Almheiri noted that following the Abraham Accords, 60 major deals have been signed between the UAE and Israel, in technology, tourism, health, the environment, renewable and clean energy, and agricultural innovation for growing in desert conditions. Almheiri added, “This is something that was unimaginable. The benefits are compelling. I believe more must be done to extend and deepen opportunities.”

The next speaker was Fahad Algergawi, CEO, Dubai Investment Development Agency (Dubai FDI), providing support of foreign businesses looking to invest in Dubai’s thriving economy and to take advantage of its global strategic importance. Algergawi explained that he was privileged to meet with the first Israeli delegation that came to Abu Dhabi. He recalled that for four months after these meetings, there was not a week that went by without having at least five interactions with Israeli companies. “What we saw was a great potential for growth.” Algergawi recounted that just two months after the accords, a professional Israeli soccer player joined a UAE club. “He makes the crowd cheer and jump. That normalization and reality brings us today to be among friends.”

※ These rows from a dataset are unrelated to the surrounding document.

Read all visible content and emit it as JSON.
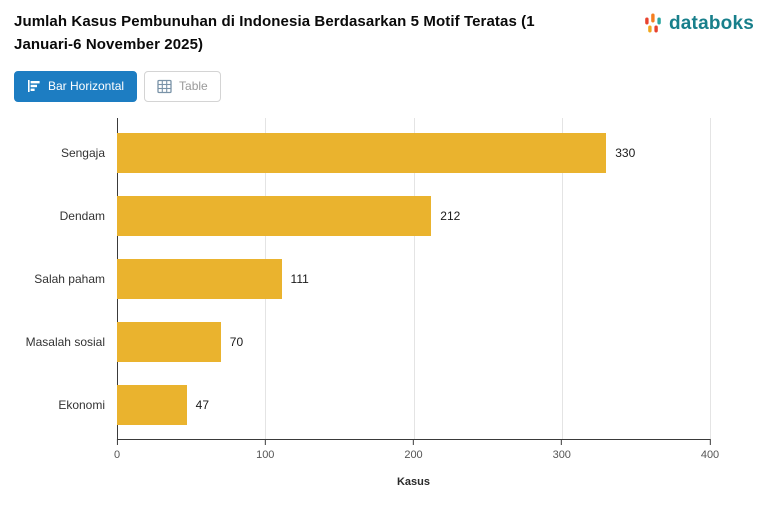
{
  "header": {
    "title": "Jumlah Kasus Pembunuhan di Indonesia Berdasarkan 5 Motif Teratas (1 Januari-6 November 2025)",
    "logo_text": "databoks"
  },
  "toolbar": {
    "bar_button_label": "Bar Horizontal",
    "table_button_label": "Table"
  },
  "chart_data": {
    "type": "bar",
    "orientation": "horizontal",
    "title": "Jumlah Kasus Pembunuhan di Indonesia Berdasarkan 5 Motif Teratas (1 Januari-6 November 2025)",
    "categories": [
      "Sengaja",
      "Dendam",
      "Salah paham",
      "Masalah sosial",
      "Ekonomi"
    ],
    "values": [
      330,
      212,
      111,
      70,
      47
    ],
    "xlabel": "Kasus",
    "ylabel": "",
    "xlim": [
      0,
      400
    ],
    "xticks": [
      0,
      100,
      200,
      300,
      400
    ],
    "grid": true,
    "legend": false,
    "bar_color": "#eab32e"
  },
  "colors": {
    "accent_blue": "#1d7dc2",
    "bar_yellow": "#eab32e",
    "logo_teal": "#187f8b",
    "logo_orange": "#f57e20",
    "logo_red": "#e8432e"
  }
}
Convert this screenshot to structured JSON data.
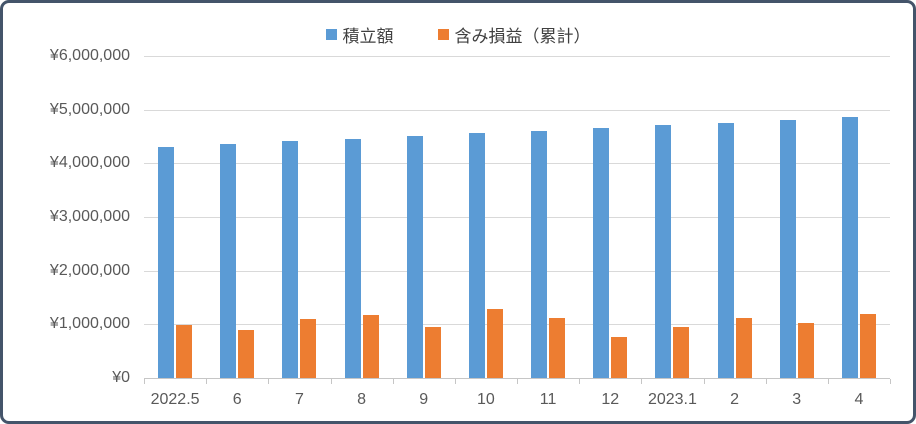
{
  "chart_data": {
    "type": "bar",
    "title": "",
    "categories": [
      "2022.5",
      "6",
      "7",
      "8",
      "9",
      "10",
      "11",
      "12",
      "2023.1",
      "2",
      "3",
      "4"
    ],
    "series": [
      {
        "name": "積立額",
        "color": "#5B9BD5",
        "values": [
          4310000,
          4360000,
          4410000,
          4460000,
          4510000,
          4560000,
          4610000,
          4660000,
          4710000,
          4760000,
          4810000,
          4860000
        ]
      },
      {
        "name": "含み損益（累計）",
        "color": "#ED7D31",
        "values": [
          980000,
          900000,
          1100000,
          1180000,
          950000,
          1280000,
          1120000,
          770000,
          950000,
          1110000,
          1030000,
          1200000
        ]
      }
    ],
    "xlabel": "",
    "ylabel": "",
    "ylim": [
      0,
      6000000
    ],
    "y_tick_interval": 1000000,
    "y_tick_labels": [
      "¥0",
      "¥1,000,000",
      "¥2,000,000",
      "¥3,000,000",
      "¥4,000,000",
      "¥5,000,000",
      "¥6,000,000"
    ],
    "legend_position": "top",
    "grid": "horizontal"
  },
  "colors": {
    "bar_blue": "#5B9BD5",
    "bar_orange": "#ED7D31",
    "gridline": "#D9D9D9",
    "axis_line": "#C6C6C6",
    "axis_text": "#595959",
    "legend_text": "#404040",
    "border": "#44546A",
    "background": "#FFFFFF"
  }
}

Khalid Alboom, deputy CEO with Algergawi, is not a fan of his boss’ favorite soccer club, but is pleased to see an Israeli player nonetheless. He noted their great city offers a large population for business opportunities. Ahmed Hamza, of the government’s Dubai Multi-Commodities Center, commented, “DMCC is the largest free trade zone in the UAE, with 20,000 member companies from over 170 different nationalities and many different sectors.”

Essa Sulaiman Ahmad, Emirates Airlines’ divisional VP, joined in with a big announcement. “On December 5, on the eighth day of Hanukkah, we are going to start our flights from Dubai to Tel Aviv. Out of New York, we’ll be flying four flights a day to connect seamlessly to Tel Aviv in a three-class configuration. Connecting out of Tel Aviv, we have 120 destinations, and with our partners, 200 countries. This is only the start; there is more to come.” Additionally, his airlines’ kosher meals are “best in the business.”

Almheiri concluded, “I’m very happy the coming generation will live in a region that allows dialogue, acceptance, living side-by-side, respecting everyone. That’s exactly the UAE vision.”